Time delta¶
The time delta is how a run compares to the reference run, expressed as a difference in seconds. Racecraft surfaces it at two levels of detail: at split points, and continuously through the run.
The split-level delta¶
For each split, the run shows:
- its own time at that split
- the reference run's time at the same split
- the delta — the run's time minus the reference's time
Conventions:
- a negative delta means the run reached this split faster than the reference — ahead by that amount
- a positive delta means the run reached this split slower — behind by that amount
The split-level delta is cumulative: it's the gap at that split, not the gap added by the section leading up to it. To see how a single section played out, look at how the delta changed between two consecutive splits.
Example: a run with -0.2s at split 1 and +0.4s at split 2 was
0.2s ahead entering the section, and is 0.4s behind at the next
split — meaning the section itself cost the rider 0.6s.

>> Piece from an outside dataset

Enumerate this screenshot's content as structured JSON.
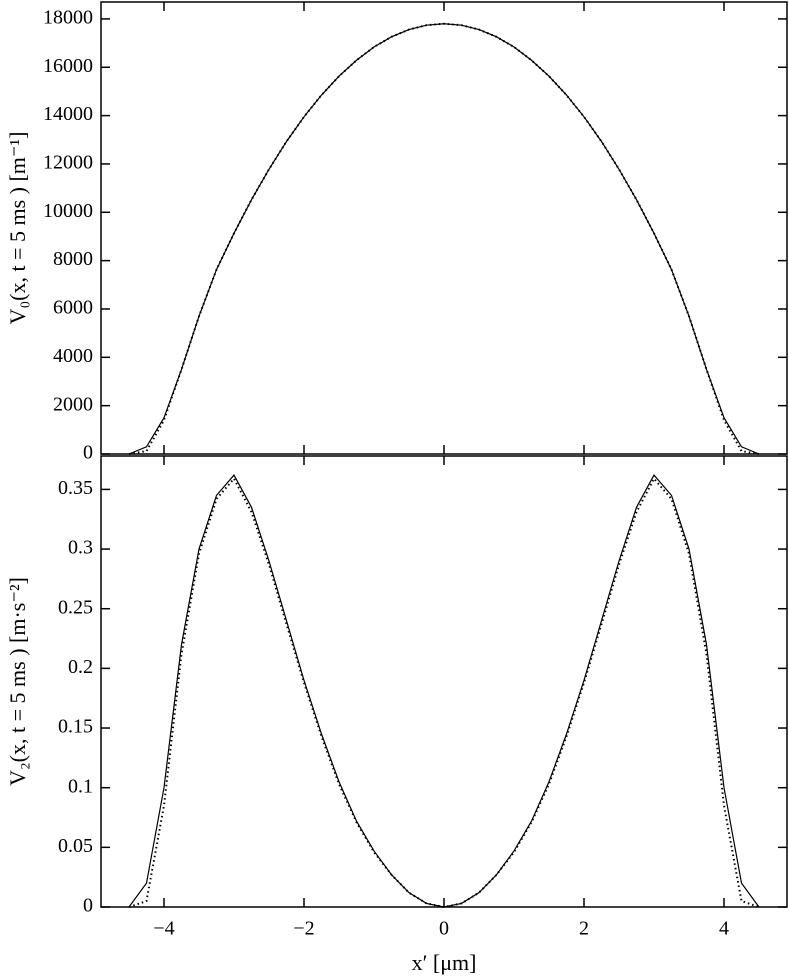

The continuous time delta¶
The continuous delta is plotted across the run as a curve. At every moment, it shows how far ahead or behind the reference the run currently is.
Reading it:
- a dip in the curve — the run is gaining time on the reference in that region
- a rise in the curve — the run is losing time
- the value at the end — the total finish-line delta
The continuous delta is the layer that tells you where exactly time was won or lost. Two runs can have identical split times and very different continuous deltas — one rider losing time on a corner entry and gaining it back on the exit, while another does the opposite. The split times don't distinguish them; the continuous delta does.
Uncertainty regions¶
Alignment between a target run and the reference isn't perfect everywhere. In sections where the camera saw something ambiguous — a long uniform stretch, a fogged or knocked camera — the alignment is less confident, and the continuous delta is less precise.
The product surfaces these as uncertainty regions along the curve. They don't mean the delta is wrong; they mean it's measured with a wider tolerance there. Treat them as ranges rather than points.
What the delta won't tell you¶
- why the time changed hands. It identifies where; figuring out why — line, body position, braking, gearing — is the rider or coach's job.
- anything if the runs aren't on the same track. The whole delta machinery assumes a shared reference. If the reference no longer reflects the track, the delta is misleading.
The delta is a high-resolution lens on a comparison; it's not a verdict on it.